Pour l'établissement de la filiation des enfants nés dans un couple de femmes, le recours à une déclaration commune et anticipée remise à l'officier d'état civil à la naissance nous paraît une modalité intéressante. Elle permet de sceller la filiation de l'enfant en lui garantissant un double lien de filiation. Elle nous paraît en tout cas devoir être privilégiée à une filiation adoptive. L'adoption présente toujours un certain aléa : il faut un jugement ; il faut le consentement du parent biologique, qu'il n'est pas du tout évident d'obtenir en cas de séparation d'un couple ; ajoutons à ces réserves que cela suppose certains délais.
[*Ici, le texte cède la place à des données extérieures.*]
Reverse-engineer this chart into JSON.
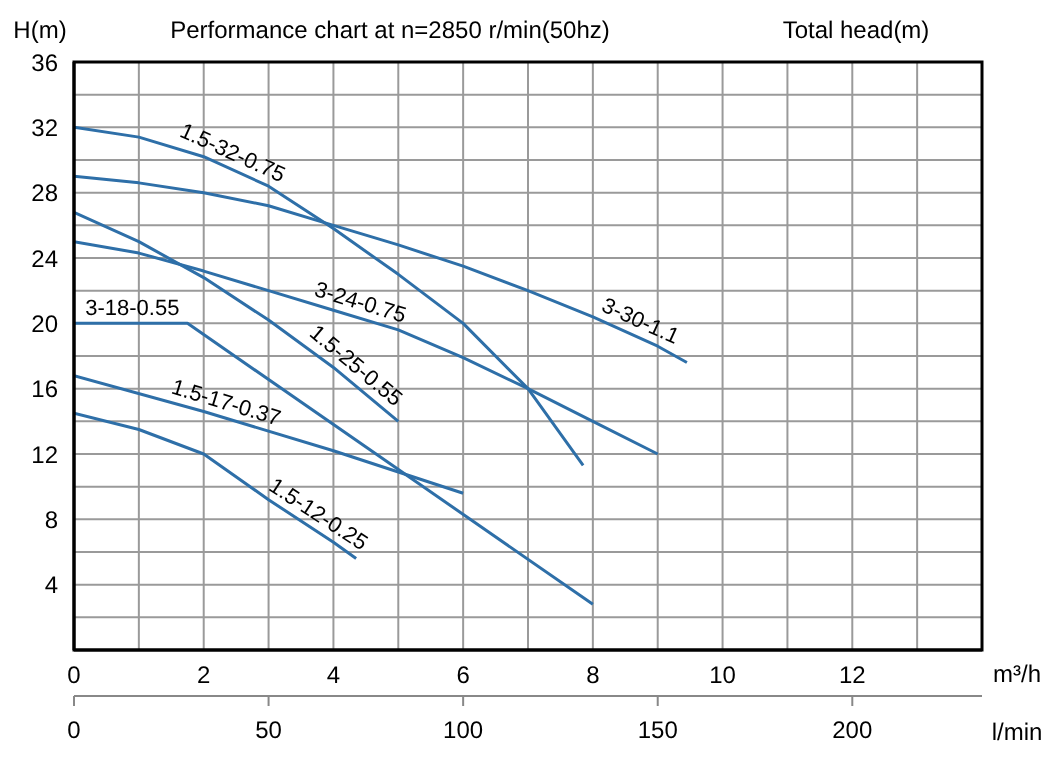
{
  "chart_data": {
    "type": "line",
    "title": "Performance chart at n=2850 r/min(50hz)",
    "xlabel": "m³/h",
    "ylabel": "H(m)",
    "x2label": "l/min",
    "xlim": [
      0,
      14
    ],
    "xticks": [
      0,
      {
        "value": 1,
        "label": null
      },
      2,
      {
        "value": 3,
        "label": null
      },
      4,
      {
        "value": 5,
        "label": null
      },
      6,
      {
        "value": 7,
        "label": null
      },
      8,
      {
        "value": 9,
        "label": null
      },
      10,
      {
        "value": 11,
        "label": null
      },
      12,
      {
        "value": 13,
        "label": null
      },
      {
        "value": 14,
        "label": null
      }
    ],
    "ylim": [
      0,
      36
    ],
    "yticks": [
      {
        "value": 0,
        "label": null
      },
      {
        "value": 2,
        "label": null
      },
      4,
      {
        "value": 6,
        "label": null
      },
      8,
      {
        "value": 10,
        "label": null
      },
      12,
      {
        "value": 14,
        "label": null
      },
      16,
      {
        "value": 18,
        "label": null
      },
      20,
      {
        "value": 22,
        "label": null
      },
      24,
      {
        "value": 26,
        "label": null
      },
      28,
      {
        "value": 30,
        "label": null
      },
      32,
      {
        "value": 34,
        "label": null
      },
      36
    ],
    "x2lim": [
      0,
      233.33
    ],
    "x2ticks": [
      0,
      50,
      100,
      150,
      200
    ],
    "grid": true,
    "marker": "none",
    "line_style": "solid",
    "series": [
      {
        "color": "#2e6fa8",
        "x": [
          0,
          1,
          2,
          3,
          4,
          5,
          6,
          7,
          7.85
        ],
        "values": [
          32,
          31.4,
          30.2,
          28.4,
          25.8,
          23,
          20,
          16,
          11.3
        ]
      },
      {
        "color": "#2e6fa8",
        "x": [
          0,
          1,
          2,
          3,
          4,
          5,
          6,
          7,
          8,
          9,
          9.45
        ],
        "values": [
          29,
          28.6,
          28,
          27.2,
          26,
          24.8,
          23.5,
          22,
          20.4,
          18.6,
          17.6
        ]
      },
      {
        "color": "#2e6fa8",
        "x": [
          0,
          1,
          2,
          3,
          4,
          5,
          6,
          7,
          8,
          9
        ],
        "values": [
          25,
          24.3,
          23.2,
          22,
          20.8,
          19.6,
          17.9,
          16,
          14,
          12
        ]
      },
      {
        "color": "#2e6fa8",
        "x": [
          0,
          1,
          2,
          3,
          4,
          5
        ],
        "values": [
          26.8,
          25,
          22.8,
          20.2,
          17.3,
          14
        ]
      },
      {
        "color": "#2e6fa8",
        "x": [
          0,
          1.75,
          8
        ],
        "values": [
          20,
          20,
          2.8
        ]
      },
      {
        "color": "#2e6fa8",
        "x": [
          0,
          2,
          4,
          5,
          6
        ],
        "values": [
          16.8,
          14.6,
          12.2,
          10.9,
          9.6
        ]
      },
      {
        "color": "#2e6fa8",
        "x": [
          0,
          1,
          2,
          3,
          4,
          4.35
        ],
        "values": [
          14.5,
          13.5,
          12,
          9.2,
          6.6,
          5.6
        ]
      }
    ],
    "annotations": [
      "Total head(m)",
      {
        "text": "1.5-32-0.75",
        "x": 2.35,
        "y": 29.6
      },
      {
        "text": "3-30-1.1",
        "x": 8.64,
        "y": 19.3
      },
      {
        "text": "3-24-0.75",
        "x": 4.35,
        "y": 20.4
      },
      {
        "text": "1.5-25-0.55",
        "x": 4.2,
        "y": 16.7
      },
      {
        "text": "3-18-0.55",
        "x": 0.9,
        "y": 20
      },
      {
        "text": "1.5-17-0.37",
        "x": 2.28,
        "y": 14.26
      },
      {
        "text": "1.5-12-0.25",
        "x": 3.64,
        "y": 7.54
      }
    ]
  }
}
La filiation serait donc établie par déclaration de volonté. Cela peut fragiliser quelque peu notre jurisprudence en matière de gestation pour autrui (GPA) sur la transcription des actes d'état civil des enfants nés à l'étranger. Notre droit pose une interdiction de principe de la GPA, mais la Cour de cassation est saisie de ces problèmes de transcription. En l'absence d'autre texte, elle est obligée de faire application de l'article 47 du code civil – il s'agit d'une disposition extrêmement générale sur la force probante des actes de l'état civil – et elle n'autorise que la transcription des actes qui traduisent des faits correspondants à la réalité. Jusqu'à présent, s'agissant de la désignation de la mère, nous avons considéré comme réalité celle de l'accouchement. La Cour de cassation a donc admis la transcription d'actes de naissance mentionnant un père biologique et une femme qui avait accouché, en considérant que ces actes étaient conformes à la réalité. Elle a par contre refusé la transcription d'actes de naissance qui mentionnaient une mère d'intention, et non la mère qui avait accouché, considérant que ces actes n'étaient pas conformes à la réalité. Cela s'accompagne de l'ouverture à la seconde femme de la voie de l'adoption si les conditions sont réunies et que nous les considérons conformes à l'intérêt de l'enfant.
Les dispositions envisagées pour les couples de femmes conduisent à admettre qu'il est possible d'être mère par simple déclaration d'intention, et plus seulement par accouchement ou par adoption. C'est une évolution notable. Elle nous semble pouvoir avoir des conséquences sur notre jurisprudence en matière de GPA.
Nous avons également constaté que l'article 4 ne prévoyait pas de dispositions spécifiques à l'égard de la femme seule non mariée qui sollicite une AMP et qui agit dans le cadre d'un projet purement personnel. Cette situation ouvre la voie à une reconnaissance par un père qui, par hypothèse, ne sera pas le père biologique. Cela peut paraître un peu paradoxal. D'un côté, nous valoriserions l'accès de l'enfant à ses origines. De l'autre, nous permettrions l'effacement par une reconnaissance par un tiers. Une filiation adoptive aurait peut-être été un bon choix, plus adapté à un tel cas de figure, en ceci qu'elle permet de mieux sécuriser le lien de filiation. La mère peut tout à fait faire écarter par une action en contestation le père qui, par hypothèse, n'est pas le père biologique et qui reconnaît l'enfant. La filiation de cet enfant dépendrait finalement de la seule volonté de la mère. En revanche, l'adoption de l'enfant par ce père serait conforme au projet personnel de la mère, tout en nous semblant plus conforme à l'intérêt de l'enfant.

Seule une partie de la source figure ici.